> > > Or in other words, if the guard is against unloading the completion
> > > handler, which is a part of the driver, the code to do it cannot be in
> > > the completion handler.
> > > It has to be in another module or must be under the big kernel lock.
> >
> > I'd been more thinking about having the disconnect() not race against
> > the completion handler, but I do see this other point.
> >
> > BKL is not a realistic option here.  Which would leave this as some usbcore
> > role, except that it doesn't explicitly know which module makes each
> > request.
> 
> It could be included into usb_unlink_urb() which is called under BKL
> from disconnect().

>From khubd disconnect() paths, maybe, but not the others.  And
of course, what happens when BKL finally vanishes?  :)  Plus, that
wouldn't protect completions in other situations.
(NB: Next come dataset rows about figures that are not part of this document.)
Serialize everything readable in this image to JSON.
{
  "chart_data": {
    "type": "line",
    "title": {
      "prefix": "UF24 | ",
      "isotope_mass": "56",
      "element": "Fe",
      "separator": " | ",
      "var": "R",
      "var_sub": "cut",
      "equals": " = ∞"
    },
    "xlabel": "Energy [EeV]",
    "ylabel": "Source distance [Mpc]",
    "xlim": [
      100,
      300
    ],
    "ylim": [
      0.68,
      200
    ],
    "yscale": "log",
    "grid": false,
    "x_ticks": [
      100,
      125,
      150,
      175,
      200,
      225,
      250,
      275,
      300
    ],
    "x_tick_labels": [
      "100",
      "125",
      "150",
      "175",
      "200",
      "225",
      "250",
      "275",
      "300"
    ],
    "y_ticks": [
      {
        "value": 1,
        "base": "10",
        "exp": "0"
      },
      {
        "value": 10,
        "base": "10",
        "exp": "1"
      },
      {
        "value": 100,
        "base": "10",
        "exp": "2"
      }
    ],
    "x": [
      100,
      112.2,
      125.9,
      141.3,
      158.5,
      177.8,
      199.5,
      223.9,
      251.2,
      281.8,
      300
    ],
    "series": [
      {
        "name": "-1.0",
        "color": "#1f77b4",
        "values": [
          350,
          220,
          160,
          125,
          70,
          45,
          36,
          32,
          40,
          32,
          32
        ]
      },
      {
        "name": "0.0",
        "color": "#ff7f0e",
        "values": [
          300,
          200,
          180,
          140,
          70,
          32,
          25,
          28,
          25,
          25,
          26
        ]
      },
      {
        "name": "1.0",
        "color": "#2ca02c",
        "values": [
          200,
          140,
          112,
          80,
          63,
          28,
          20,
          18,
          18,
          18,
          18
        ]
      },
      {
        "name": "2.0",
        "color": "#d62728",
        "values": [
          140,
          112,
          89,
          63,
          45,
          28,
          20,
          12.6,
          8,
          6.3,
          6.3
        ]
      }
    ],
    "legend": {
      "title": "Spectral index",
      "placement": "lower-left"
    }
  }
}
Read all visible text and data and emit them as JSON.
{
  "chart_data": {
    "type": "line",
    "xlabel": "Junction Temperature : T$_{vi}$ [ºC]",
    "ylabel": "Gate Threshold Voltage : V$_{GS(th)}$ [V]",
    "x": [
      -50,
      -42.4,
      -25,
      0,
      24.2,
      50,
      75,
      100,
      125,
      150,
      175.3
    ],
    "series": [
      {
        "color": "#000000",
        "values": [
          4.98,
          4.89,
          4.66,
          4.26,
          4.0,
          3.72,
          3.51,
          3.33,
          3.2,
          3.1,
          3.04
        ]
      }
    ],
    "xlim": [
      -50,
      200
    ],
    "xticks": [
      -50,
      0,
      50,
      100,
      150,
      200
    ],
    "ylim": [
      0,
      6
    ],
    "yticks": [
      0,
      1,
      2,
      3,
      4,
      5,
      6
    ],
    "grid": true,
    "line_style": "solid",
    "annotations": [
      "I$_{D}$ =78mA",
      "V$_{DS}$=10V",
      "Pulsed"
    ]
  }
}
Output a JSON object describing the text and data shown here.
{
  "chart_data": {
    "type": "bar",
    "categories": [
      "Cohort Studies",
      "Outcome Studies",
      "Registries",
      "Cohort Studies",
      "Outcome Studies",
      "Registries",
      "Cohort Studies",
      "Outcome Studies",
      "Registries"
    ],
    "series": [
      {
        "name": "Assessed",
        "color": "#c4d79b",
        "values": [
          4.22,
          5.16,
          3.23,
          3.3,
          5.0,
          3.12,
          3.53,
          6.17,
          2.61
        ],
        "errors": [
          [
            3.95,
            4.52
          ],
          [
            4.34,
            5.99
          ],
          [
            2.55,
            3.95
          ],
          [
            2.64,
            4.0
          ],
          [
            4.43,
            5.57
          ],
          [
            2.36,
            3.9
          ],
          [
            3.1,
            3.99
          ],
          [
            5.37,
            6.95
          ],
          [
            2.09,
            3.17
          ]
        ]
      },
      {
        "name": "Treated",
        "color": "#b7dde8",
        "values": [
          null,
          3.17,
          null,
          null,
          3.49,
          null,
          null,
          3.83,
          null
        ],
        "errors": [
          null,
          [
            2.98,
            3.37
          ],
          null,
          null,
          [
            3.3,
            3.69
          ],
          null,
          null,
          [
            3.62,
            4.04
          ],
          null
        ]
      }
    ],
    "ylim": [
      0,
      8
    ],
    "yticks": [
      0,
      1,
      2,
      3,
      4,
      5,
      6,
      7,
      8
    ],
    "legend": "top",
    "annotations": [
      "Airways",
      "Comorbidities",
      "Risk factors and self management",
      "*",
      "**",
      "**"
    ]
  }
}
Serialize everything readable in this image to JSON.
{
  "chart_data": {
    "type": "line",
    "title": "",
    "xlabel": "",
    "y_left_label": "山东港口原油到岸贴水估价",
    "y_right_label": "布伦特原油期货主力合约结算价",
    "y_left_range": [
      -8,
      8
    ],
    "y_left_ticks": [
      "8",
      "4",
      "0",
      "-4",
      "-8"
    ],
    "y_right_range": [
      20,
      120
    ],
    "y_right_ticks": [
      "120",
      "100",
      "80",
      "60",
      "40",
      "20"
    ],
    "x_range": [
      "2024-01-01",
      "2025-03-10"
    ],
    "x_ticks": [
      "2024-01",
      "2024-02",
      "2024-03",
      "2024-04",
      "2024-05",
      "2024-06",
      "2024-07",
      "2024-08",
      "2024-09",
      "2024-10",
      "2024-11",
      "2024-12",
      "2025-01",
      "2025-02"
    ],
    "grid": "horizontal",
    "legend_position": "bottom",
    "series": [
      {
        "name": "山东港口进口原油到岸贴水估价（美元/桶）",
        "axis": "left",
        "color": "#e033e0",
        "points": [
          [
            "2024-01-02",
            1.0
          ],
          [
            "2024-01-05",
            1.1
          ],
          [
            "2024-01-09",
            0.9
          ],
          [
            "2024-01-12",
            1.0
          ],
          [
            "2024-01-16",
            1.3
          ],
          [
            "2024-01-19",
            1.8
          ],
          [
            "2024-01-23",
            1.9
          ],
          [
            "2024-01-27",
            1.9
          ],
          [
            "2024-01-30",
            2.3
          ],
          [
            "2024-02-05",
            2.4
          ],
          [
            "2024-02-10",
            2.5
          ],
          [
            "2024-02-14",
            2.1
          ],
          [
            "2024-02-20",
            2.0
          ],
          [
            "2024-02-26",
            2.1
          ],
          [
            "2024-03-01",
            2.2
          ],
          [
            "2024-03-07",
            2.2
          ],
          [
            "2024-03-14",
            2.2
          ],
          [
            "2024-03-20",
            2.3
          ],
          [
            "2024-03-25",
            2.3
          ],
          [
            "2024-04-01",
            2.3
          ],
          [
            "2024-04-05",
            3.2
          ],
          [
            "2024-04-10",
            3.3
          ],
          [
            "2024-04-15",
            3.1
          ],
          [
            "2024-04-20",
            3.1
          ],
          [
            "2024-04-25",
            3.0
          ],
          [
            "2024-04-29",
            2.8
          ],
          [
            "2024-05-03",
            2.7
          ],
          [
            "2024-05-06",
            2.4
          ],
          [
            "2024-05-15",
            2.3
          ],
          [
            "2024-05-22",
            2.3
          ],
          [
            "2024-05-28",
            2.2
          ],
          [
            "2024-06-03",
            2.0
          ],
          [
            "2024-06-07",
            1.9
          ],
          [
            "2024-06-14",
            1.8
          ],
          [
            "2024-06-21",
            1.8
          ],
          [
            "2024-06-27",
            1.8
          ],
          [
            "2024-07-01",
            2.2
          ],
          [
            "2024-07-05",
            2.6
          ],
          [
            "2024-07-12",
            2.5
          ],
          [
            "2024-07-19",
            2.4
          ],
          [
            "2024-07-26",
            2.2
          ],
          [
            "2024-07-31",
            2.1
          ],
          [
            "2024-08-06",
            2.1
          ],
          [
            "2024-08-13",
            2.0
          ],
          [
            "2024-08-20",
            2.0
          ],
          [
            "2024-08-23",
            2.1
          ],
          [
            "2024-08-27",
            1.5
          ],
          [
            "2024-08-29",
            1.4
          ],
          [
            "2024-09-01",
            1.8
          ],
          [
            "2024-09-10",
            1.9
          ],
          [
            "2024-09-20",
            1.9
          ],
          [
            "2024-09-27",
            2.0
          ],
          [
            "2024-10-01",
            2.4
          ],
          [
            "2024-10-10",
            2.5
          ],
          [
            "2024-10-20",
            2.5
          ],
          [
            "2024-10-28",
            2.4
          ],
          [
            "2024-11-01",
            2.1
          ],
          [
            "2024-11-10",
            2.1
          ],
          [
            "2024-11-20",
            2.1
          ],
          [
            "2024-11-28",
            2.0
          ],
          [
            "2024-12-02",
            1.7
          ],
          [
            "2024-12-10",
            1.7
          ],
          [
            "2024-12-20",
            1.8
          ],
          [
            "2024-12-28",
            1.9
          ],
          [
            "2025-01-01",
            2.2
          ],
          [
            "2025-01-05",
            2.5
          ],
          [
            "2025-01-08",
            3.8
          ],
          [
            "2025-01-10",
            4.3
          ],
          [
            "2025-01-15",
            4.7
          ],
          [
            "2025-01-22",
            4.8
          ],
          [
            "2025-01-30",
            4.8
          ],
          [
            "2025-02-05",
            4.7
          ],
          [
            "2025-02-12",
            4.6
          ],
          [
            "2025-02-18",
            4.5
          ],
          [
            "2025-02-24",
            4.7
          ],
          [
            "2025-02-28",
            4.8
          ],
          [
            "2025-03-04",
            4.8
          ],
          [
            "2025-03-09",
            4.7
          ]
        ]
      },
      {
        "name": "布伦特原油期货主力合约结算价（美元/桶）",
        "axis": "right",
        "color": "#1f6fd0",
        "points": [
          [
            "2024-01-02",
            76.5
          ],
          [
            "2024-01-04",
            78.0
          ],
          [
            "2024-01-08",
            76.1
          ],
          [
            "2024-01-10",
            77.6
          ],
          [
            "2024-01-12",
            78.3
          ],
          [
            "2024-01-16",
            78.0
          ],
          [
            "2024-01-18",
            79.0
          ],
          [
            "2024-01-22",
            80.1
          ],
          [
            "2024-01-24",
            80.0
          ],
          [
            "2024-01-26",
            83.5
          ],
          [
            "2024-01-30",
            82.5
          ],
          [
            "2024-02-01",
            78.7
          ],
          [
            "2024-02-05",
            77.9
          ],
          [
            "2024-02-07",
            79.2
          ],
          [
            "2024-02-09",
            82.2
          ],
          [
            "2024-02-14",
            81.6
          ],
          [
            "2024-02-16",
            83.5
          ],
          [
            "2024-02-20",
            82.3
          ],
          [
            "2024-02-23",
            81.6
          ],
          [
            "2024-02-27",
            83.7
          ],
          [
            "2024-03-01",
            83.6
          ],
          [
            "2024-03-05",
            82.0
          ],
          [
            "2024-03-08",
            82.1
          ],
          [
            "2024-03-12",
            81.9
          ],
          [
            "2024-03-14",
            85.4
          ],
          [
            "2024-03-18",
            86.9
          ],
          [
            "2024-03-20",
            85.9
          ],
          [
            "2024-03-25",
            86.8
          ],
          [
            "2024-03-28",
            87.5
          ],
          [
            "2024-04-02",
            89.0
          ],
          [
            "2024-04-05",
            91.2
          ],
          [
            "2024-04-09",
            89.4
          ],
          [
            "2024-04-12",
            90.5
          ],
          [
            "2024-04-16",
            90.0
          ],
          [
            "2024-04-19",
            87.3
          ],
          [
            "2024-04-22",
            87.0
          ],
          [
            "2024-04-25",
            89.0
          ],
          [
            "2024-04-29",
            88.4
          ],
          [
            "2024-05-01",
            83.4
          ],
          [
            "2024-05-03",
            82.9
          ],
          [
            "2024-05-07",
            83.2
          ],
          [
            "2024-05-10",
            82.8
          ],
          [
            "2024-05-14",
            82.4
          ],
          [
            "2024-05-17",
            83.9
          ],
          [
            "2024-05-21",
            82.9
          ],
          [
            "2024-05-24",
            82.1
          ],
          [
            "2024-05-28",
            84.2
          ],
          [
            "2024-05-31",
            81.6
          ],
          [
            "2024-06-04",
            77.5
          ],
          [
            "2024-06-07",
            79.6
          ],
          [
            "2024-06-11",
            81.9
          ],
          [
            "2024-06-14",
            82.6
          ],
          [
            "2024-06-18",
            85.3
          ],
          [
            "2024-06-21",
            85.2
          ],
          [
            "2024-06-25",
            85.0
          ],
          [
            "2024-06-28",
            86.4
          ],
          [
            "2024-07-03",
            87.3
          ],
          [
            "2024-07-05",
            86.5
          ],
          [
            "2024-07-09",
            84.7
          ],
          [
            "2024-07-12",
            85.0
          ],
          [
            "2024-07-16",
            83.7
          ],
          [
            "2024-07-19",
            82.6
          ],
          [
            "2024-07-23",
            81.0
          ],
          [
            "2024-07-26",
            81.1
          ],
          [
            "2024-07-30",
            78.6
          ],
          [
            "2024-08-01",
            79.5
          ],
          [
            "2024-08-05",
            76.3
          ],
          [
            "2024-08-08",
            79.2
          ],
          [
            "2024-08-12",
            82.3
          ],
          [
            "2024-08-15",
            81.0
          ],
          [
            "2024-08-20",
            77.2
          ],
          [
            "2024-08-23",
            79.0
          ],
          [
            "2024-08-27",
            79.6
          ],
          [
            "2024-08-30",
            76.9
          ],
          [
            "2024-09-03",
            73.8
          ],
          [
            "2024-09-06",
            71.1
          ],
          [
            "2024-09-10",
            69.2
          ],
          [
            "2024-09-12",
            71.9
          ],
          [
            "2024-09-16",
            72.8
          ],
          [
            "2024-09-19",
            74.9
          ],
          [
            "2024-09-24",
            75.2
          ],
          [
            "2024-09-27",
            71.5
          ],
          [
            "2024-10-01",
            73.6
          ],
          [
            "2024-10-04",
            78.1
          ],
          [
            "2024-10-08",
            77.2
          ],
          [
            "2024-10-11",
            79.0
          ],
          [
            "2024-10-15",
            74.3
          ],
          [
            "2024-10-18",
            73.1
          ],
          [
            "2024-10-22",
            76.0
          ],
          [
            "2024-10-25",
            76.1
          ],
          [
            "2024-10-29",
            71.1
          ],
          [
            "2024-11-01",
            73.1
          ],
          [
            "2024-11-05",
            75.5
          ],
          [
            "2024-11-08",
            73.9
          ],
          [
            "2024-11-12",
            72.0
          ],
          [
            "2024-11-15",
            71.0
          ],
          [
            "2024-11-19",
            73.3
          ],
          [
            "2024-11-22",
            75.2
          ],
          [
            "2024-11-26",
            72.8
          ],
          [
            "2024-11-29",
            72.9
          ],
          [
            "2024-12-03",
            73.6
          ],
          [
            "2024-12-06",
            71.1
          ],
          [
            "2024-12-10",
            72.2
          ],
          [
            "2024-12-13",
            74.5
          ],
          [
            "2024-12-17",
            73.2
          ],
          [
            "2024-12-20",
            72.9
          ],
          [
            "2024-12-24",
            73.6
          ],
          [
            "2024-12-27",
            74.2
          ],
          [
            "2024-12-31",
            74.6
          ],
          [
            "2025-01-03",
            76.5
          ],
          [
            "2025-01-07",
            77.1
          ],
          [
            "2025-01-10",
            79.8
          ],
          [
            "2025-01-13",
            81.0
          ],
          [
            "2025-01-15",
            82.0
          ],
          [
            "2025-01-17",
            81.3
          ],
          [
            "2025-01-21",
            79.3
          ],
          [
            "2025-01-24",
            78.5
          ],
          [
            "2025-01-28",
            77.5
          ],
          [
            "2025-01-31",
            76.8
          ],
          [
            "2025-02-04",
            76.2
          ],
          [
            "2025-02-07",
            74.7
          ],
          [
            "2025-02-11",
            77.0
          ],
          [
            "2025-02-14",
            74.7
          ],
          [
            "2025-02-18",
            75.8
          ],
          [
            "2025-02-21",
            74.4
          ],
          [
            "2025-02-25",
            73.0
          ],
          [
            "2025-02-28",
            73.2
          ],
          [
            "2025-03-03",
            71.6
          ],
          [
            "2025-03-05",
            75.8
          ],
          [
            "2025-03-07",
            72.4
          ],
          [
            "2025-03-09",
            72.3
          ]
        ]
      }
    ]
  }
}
> > One possible solution:  submit urbs to a "struct usb_interface *" (and
> > endpoint), and update that structure so that it's bound to current device
> > configurations.  We already believe that it needs mem_flags ... the old API
> > could be a wrapper around this new/preferred API.  Then the "hcd.c" layer
> > could do something like call
> > __MOD_INC_USE_COUNT(intf->driver->owner) when
> > an URB is
> > submitted (a handful of instructions), __MOD_DEC_USE_COUNT(owner)
> > when the completion function returns.
> 
> Sorry, no.
> This would break horribly for drivers which use the method of providing
> a function pointer to the module subsystem to check for unloadability.

I can't follow this.  The module system's core mechanism to test "is it
unloadable" gets bypassed, yet you'd expect that somehow to work?
While respecting that mechanism would not work???